Southern Lurøy to NW Løkta. 27 km, 6.1 km/hr average speed. Start 1900 arrive 2400
When we opened the tents in the morning the waves were breaking white from the easterly wind and it was clear we were in no hurry to get going. The camp was well shielded from the wind and it was a warm wind and it was a warm wind so we spent the late morning and early afternoon bathing and sun bathing.
The weather forecast suggested that the wind would come down in the evening, so we decided to have an early dinner and be ready to go at about 1900. The plan was to use the weather window to cross two fjords to get to Løkta, a short paddle of about 25 km.
The first crossing was from Lurøy to Tomma, fully exposed to the southeasterly wind. The wind was still blowing a bit as we crossed and we leaned on the paddles and pushed on to Tomma.

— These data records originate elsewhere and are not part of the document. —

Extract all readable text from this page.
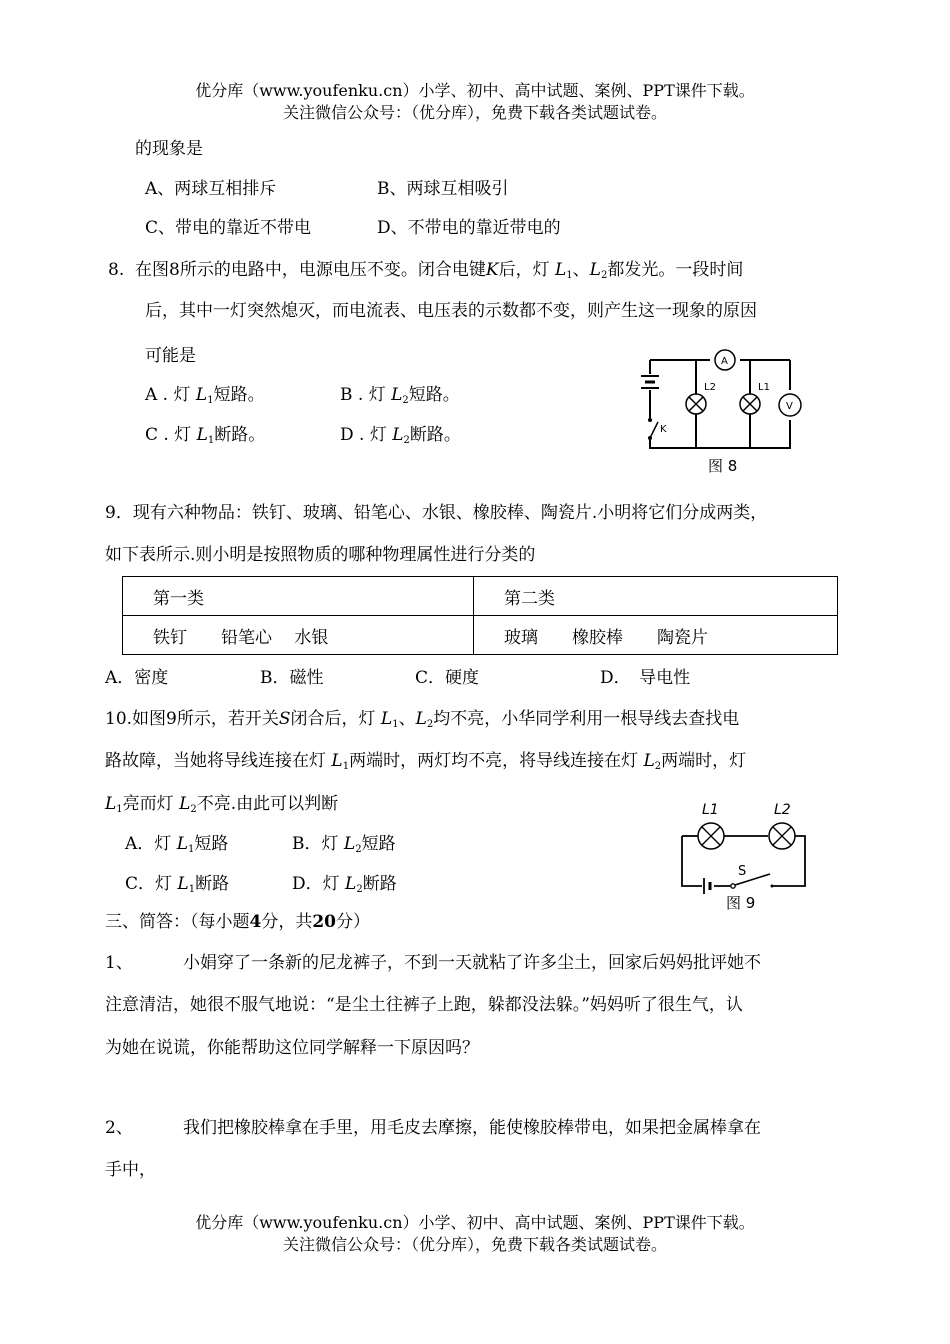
优分库（www.youfenku.cn）小学、初中、高中试题、案例、PPT课件下载。
关注微信公众号：（优分库），免费下载各类试题试卷。
的现象是
A、两球互相排斥	B、两球互相吸引
C、带电的靠近不带电	D、不带电的靠近带电的
8. 在图8所示的电路中，电源电压不变。闭合电键K后，灯 $L_1$、$L_2$都发光。一段时间
后，其中一灯突然熄灭，而电流表、电压表的示数都不变，则产生这一现象的原因
可能是
A . 灯 $L_1$短路。	B . 灯 $L_2$短路。
C . 灯 $L_1$断路。	D . 灯 $L_2$断路。	K
A
V
L2	L1
图 8
9．现有六种物品：铁钉、玻璃、铅笔心、水银、橡胶棒、陶瓷片.小明将它们分成两类，
如下表所示.则小明是按照物质的哪种物理属性进行分类的
第一类	第二类
铁钉　　铅笔心　 水银	玻璃　　橡胶棒　　陶瓷片
A．密度	B．磁性	C．硬度	D．　导电性
10.如图9所示，若开关S闭合后，灯 $L_1$、$L_2$均不亮，小华同学利用一根导线去查找电
路故障，当她将导线连接在灯 $L_1$两端时，两灯均不亮，将导线连接在灯 $L_2$两端时，灯
$L_1$亮而灯 $L_2$不亮.由此可以判断
A．灯 $L_1$短路	B．灯 $L_2$短路
C．灯 $L_1$断路	D．灯 $L_2$断路
S
L1	L2
图 9
三、简答：（每小题4分，共20分）
1、	小娟穿了一条新的尼龙裤子，不到一天就粘了许多尘土，回家后妈妈批评她不
注意清洁，她很不服气地说：“是尘土往裤子上跑，躲都没法躲。”妈妈听了很生气，认
为她在说谎，你能帮助这位同学解释一下原因吗？
2、	我们把橡胶棒拿在手里，用毛皮去摩擦，能使橡胶棒带电，如果把金属棒拿在
手中，
优分库（www.youfenku.cn）小学、初中、高中试题、案例、PPT课件下载。
关注微信公众号：（优分库），免费下载各类试题试卷。
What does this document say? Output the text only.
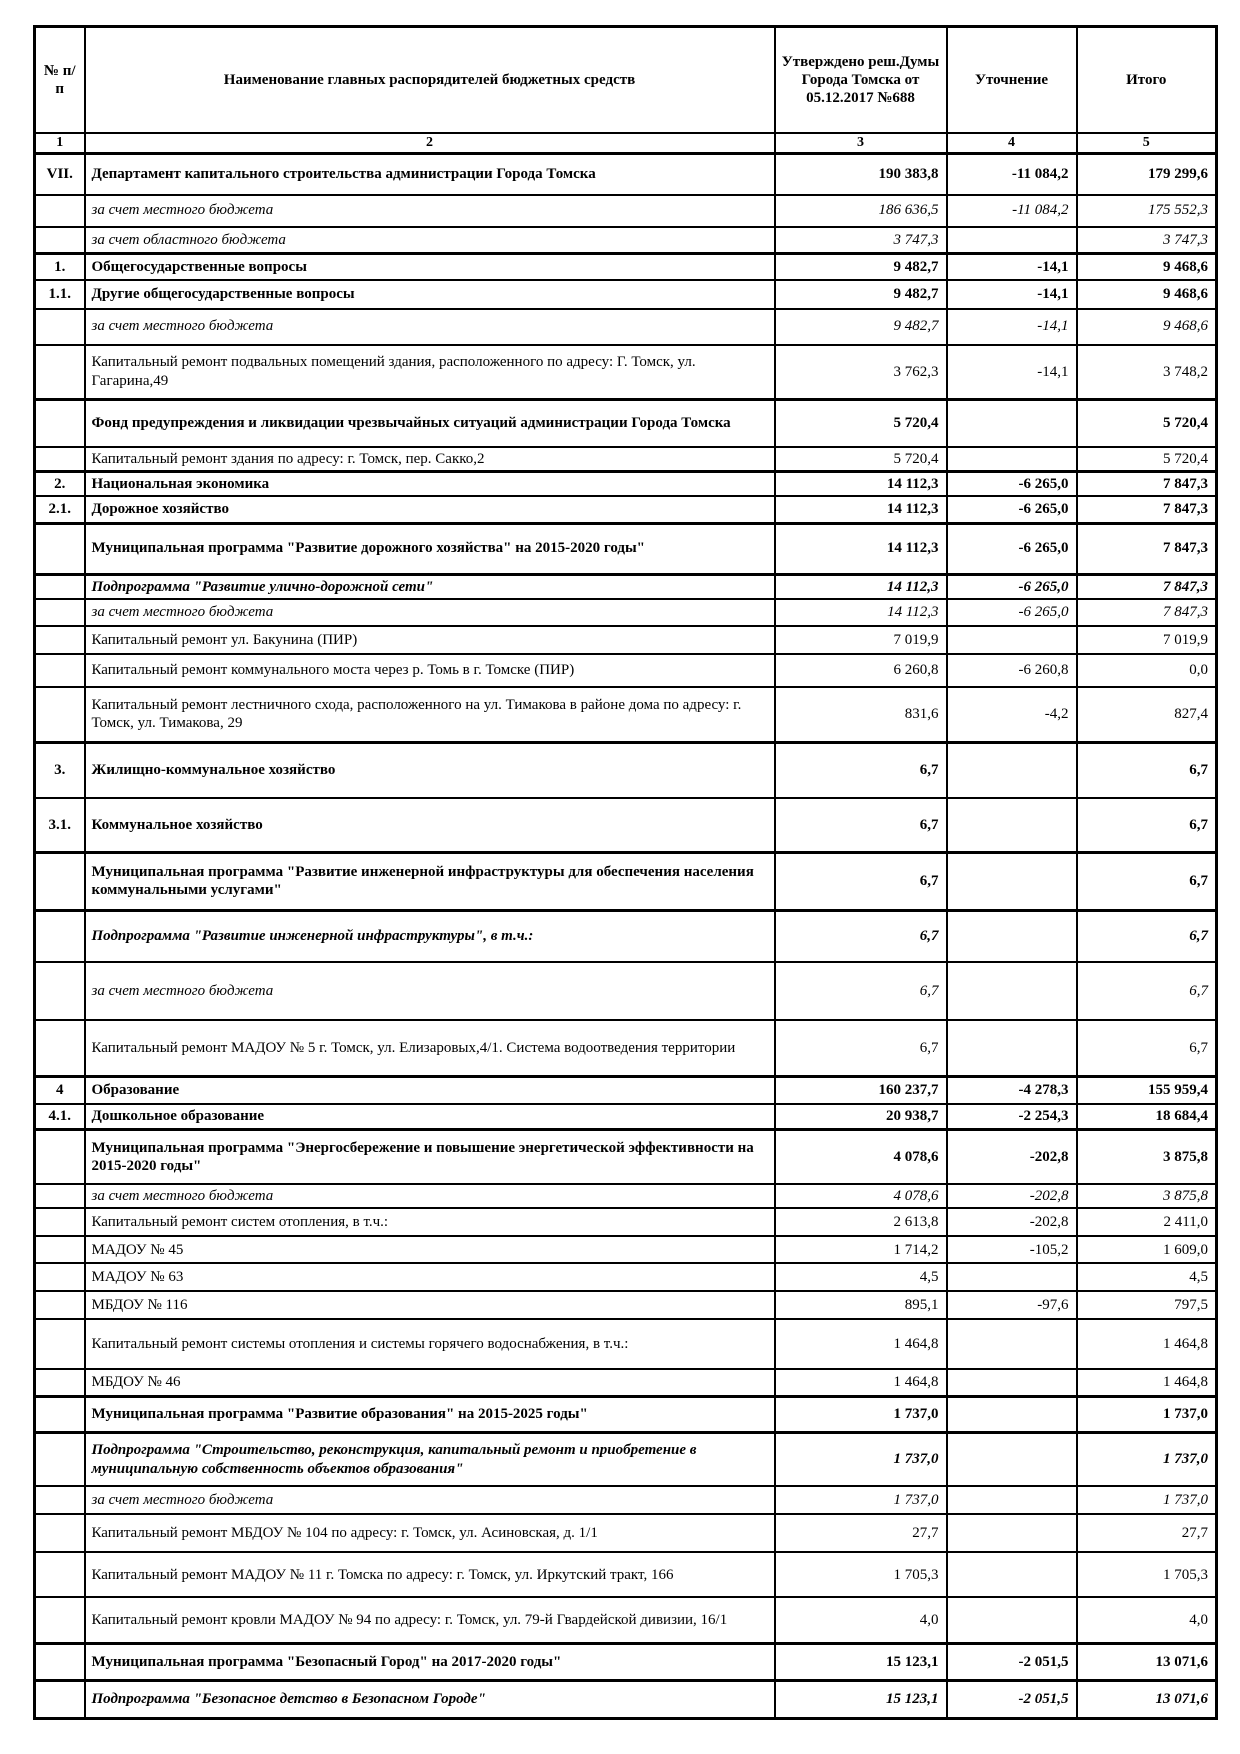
№ п/п	Наименование главных распорядителей бюджетных средств	Утверждено реш.Думы Города Томска от 05.12.2017 №688	Уточнение	Итого
1	2	3	4	5
VII.	Департамент капитального строительства администрации Города Томска	190 383,8	-11 084,2	179 299,6
	за счет местного бюджета	186 636,5	-11 084,2	175 552,3
	за счет областного бюджета	3 747,3		3 747,3
1.	Общегосударственные вопросы	9 482,7	-14,1	9 468,6
1.1.	Другие общегосударственные вопросы	9 482,7	-14,1	9 468,6
	за счет местного бюджета	9 482,7	-14,1	9 468,6
	Капитальный ремонт подвальных помещений здания, расположенного по адресу: Г. Томск, ул. Гагарина,49	3 762,3	-14,1	3 748,2
	Фонд предупреждения и ликвидации чрезвычайных ситуаций администрации Города Томска	5 720,4		5 720,4
	Капитальный ремонт здания по адресу: г. Томск, пер. Сакко,2	5 720,4		5 720,4
2.	Национальная экономика	14 112,3	-6 265,0	7 847,3
2.1.	Дорожное хозяйство	14 112,3	-6 265,0	7 847,3
	Муниципальная программа "Развитие дорожного хозяйства" на 2015-2020 годы"	14 112,3	-6 265,0	7 847,3
	Подпрограмма "Развитие улично-дорожной сети"	14 112,3	-6 265,0	7 847,3
	за счет местного бюджета	14 112,3	-6 265,0	7 847,3
	Капитальный ремонт ул. Бакунина (ПИР)	7 019,9		7 019,9
	Капитальный ремонт коммунального моста через р. Томь в г. Томске (ПИР)	6 260,8	-6 260,8	0,0
	Капитальный ремонт лестничного схода, расположенного на ул. Тимакова в районе дома по адресу: г. Томск, ул. Тимакова, 29	831,6	-4,2	827,4
3.	Жилищно-коммунальное хозяйство	6,7		6,7
3.1.	Коммунальное хозяйство	6,7		6,7
	Муниципальная программа "Развитие инженерной инфраструктуры для обеспечения населения коммунальными услугами"	6,7		6,7
	Подпрограмма "Развитие инженерной инфраструктуры", в т.ч.:	6,7		6,7
	за счет местного бюджета	6,7		6,7
	Капитальный ремонт МАДОУ № 5 г. Томск, ул. Елизаровых,4/1. Система водоотведения территории	6,7		6,7
4	Образование	160 237,7	-4 278,3	155 959,4
4.1.	Дошкольное образование	20 938,7	-2 254,3	18 684,4
	Муниципальная программа "Энергосбережение и повышение энергетической эффективности на 2015-2020 годы"	4 078,6	-202,8	3 875,8
	за счет местного бюджета	4 078,6	-202,8	3 875,8
	Капитальный ремонт систем отопления, в т.ч.:	2 613,8	-202,8	2 411,0
	МАДОУ № 45	1 714,2	-105,2	1 609,0
	МАДОУ № 63	4,5		4,5
	МБДОУ № 116	895,1	-97,6	797,5
	Капитальный ремонт системы отопления и системы горячего водоснабжения, в т.ч.:	1 464,8		1 464,8
	МБДОУ № 46	1 464,8		1 464,8
	Муниципальная программа "Развитие образования" на 2015-2025 годы"	1 737,0		1 737,0
	Подпрограмма "Строительство, реконструкция, капитальный ремонт и приобретение в муниципальную собственность объектов образования"	1 737,0		1 737,0
	за счет местного бюджета	1 737,0		1 737,0
	Капитальный ремонт МБДОУ № 104 по адресу: г. Томск, ул. Асиновская, д. 1/1	27,7		27,7
	Капитальный ремонт МАДОУ № 11 г. Томска по адресу: г. Томск, ул. Иркутский тракт, 166	1 705,3		1 705,3
	Капитальный ремонт кровли МАДОУ № 94 по адресу: г. Томск, ул. 79-й Гвардейской дивизии, 16/1	4,0		4,0
	Муниципальная программа "Безопасный Город" на 2017-2020 годы"	15 123,1	-2 051,5	13 071,6
	Подпрограмма "Безопасное детство в Безопасном Городе"	15 123,1	-2 051,5	13 071,6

From the map we expected the paddle along Tomma to be quiet and sheltered from the wind. The terrain made it different. We found that there was a lot of fall winds coming down the steep mountain sides. Fall winds are abrupt winds much stronger than forecast. For a kayaker it’s mostly a hassle and hard work. For the open sailing boats that were used here in old times it was a cap sizing hazard. It was the likely reason Reidun up at Brennsundvika lost her grandfather.
For us it was just and unexpected hassle, but since we had experienced more weather than expected throughout the day so far, we paused at southernmost Tomma to consider weather or not to go across Stifjorden to Løkta or to find a campsite at Tomma
In the end we decided to stick the bows out into Stifjorden and check conditions. It is a short crossing, no more than an hour. We found Stifjorden much quieter than forecast. That is as expected in the middle of the night. So we set across, and even though the wind started to pick up as we approached Løkta it was the easiest part of the day
We found a good pebbly beach. Dinner was long ago and now it was past midnight and we just wanted to get into the sleeping bags quickly. The tents were half way up before we noticed the brown blobs that informed us this was cattle grazing land.
We navigated the tents between the blobs and dived into the sleeping bags. If the cattle appeared we hoped it would be of the friendly kind. Especially Karianne who has a red tent….
As Erling drifted off into sleep he noticed that there was a distinct smell of barn in the tent. Then again after 15 days of paddling it is not clear that this should be blamed on the cattle. Best left unresolved.